THE WOUNDING OF GENERAL LONGSTREET AT THE WILDERNESS, MAY 6, 1864.
Finally Hancock’s line began to break. As they retreated and the Confederates advanced, a fire was started in the dry leaves and began to spread. The Confederate forces, in spite of the fire, moved on. As the battle waged, General Wadsworth, who was gallantly leading a division of the Federal forces, fell mortally wounded, and there was then a general break in the Union line. Jenkins’s brigade was conspicuous among the Confederates in pursuit. Jenkins exclaimed to those around him, “I am happy; I have felt despair of the cause for some months, but am relieved, and feel assured that we will put the enemy back across the Rapidan before night.” A few minutes later he fell mortally wounded. In the general mêlée Longstreet was leading in advance of his troops, and in the midst of close firing was shot by his own men. This caused the Confederate lines to slow up in their advance. Orders were given General Field by Longstreet to push on before the enemy could have time to rally, but in the midst of the general confusion, General Lee ordered the broken lines to be reformed, and the advantage already gained was not followed up.

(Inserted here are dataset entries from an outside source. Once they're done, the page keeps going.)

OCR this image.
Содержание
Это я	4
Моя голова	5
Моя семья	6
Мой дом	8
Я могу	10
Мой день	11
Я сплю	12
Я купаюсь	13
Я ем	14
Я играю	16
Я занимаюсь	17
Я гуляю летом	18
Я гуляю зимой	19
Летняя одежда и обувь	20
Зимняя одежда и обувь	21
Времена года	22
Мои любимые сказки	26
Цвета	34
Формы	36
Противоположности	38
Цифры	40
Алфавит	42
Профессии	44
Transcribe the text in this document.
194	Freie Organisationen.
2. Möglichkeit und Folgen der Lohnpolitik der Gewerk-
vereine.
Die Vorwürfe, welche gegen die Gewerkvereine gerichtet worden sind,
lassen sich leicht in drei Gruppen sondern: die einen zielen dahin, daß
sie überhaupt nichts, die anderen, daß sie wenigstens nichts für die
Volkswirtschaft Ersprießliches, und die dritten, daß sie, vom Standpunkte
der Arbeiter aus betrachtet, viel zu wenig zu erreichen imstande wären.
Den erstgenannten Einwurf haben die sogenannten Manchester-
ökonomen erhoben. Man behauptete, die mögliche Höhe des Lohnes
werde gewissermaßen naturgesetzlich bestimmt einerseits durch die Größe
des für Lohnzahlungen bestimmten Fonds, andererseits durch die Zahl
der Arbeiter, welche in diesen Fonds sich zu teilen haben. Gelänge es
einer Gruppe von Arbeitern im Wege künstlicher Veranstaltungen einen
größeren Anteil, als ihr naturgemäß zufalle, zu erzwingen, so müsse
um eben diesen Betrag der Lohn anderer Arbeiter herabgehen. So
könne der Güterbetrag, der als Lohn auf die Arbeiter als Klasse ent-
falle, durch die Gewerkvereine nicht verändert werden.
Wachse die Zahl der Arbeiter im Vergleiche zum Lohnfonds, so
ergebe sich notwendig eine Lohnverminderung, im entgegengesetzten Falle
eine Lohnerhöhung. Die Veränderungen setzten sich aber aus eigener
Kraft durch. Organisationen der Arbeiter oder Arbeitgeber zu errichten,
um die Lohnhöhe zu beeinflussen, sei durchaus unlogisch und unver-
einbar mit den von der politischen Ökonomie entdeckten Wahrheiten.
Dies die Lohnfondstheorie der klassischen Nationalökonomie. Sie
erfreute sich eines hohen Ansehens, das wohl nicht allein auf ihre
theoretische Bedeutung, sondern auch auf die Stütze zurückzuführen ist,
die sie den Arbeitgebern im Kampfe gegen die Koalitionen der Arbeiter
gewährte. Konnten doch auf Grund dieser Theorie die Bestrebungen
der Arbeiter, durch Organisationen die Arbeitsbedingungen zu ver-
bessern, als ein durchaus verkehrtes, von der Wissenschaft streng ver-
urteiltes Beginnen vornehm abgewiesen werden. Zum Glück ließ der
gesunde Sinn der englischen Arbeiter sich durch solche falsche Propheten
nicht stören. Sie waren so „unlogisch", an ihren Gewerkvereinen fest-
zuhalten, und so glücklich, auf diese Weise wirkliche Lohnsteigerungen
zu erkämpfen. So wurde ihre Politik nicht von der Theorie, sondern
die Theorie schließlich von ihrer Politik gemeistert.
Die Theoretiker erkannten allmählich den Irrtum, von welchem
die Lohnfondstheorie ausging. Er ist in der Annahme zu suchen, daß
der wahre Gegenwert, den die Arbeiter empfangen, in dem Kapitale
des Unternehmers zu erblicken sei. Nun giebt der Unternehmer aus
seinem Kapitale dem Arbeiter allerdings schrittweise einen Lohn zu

General Field, in his subsequent account of the day, said,—
“I was at Longstreet’s side in a moment, and in answer to my anxious inquiry as to his condition, he replied that he would be looked after by others, and directed me to take command of the corps and push on. Though at this moment he could not have known the extent or character of his wounds (that they were severe was apparent), he seemed to forget himself in the absorbing interest of the movement he was making.
“Had our advance not been suspended by this disaster, I have always believed that Grant would have been driven across the Rapidan before night; but General Lee was present, and ordered that our line, which was nearly a right angle, should first be straightened out. The difficulty of manœuvring through the brush made this a tedious operation, so that when we did advance with large reinforcements from Ewell’s Corps placed under my orders, the enemy was found awaiting us behind new breastworks, thoroughly prepared.”
In a letter touching this subject to General Longstreet, Colonel Fairfax said,—
“On reaching the line of troops you were taken off the horse and propped against a tree. You blew the bloody foam from your mouth and said, ‘Tell General Field to take command, and move forward with the whole force and gain the Brock road,’ but meantime hours were lost.”
A Northern historian[H] said, on the same point,—
“It seemed indeed that irretrievable disaster was upon us; but in the very torrent and tempest of the attack it suddenly ceased and all was still. What could cause this surcease of effort at the very height of success was then wholly unknown to us.”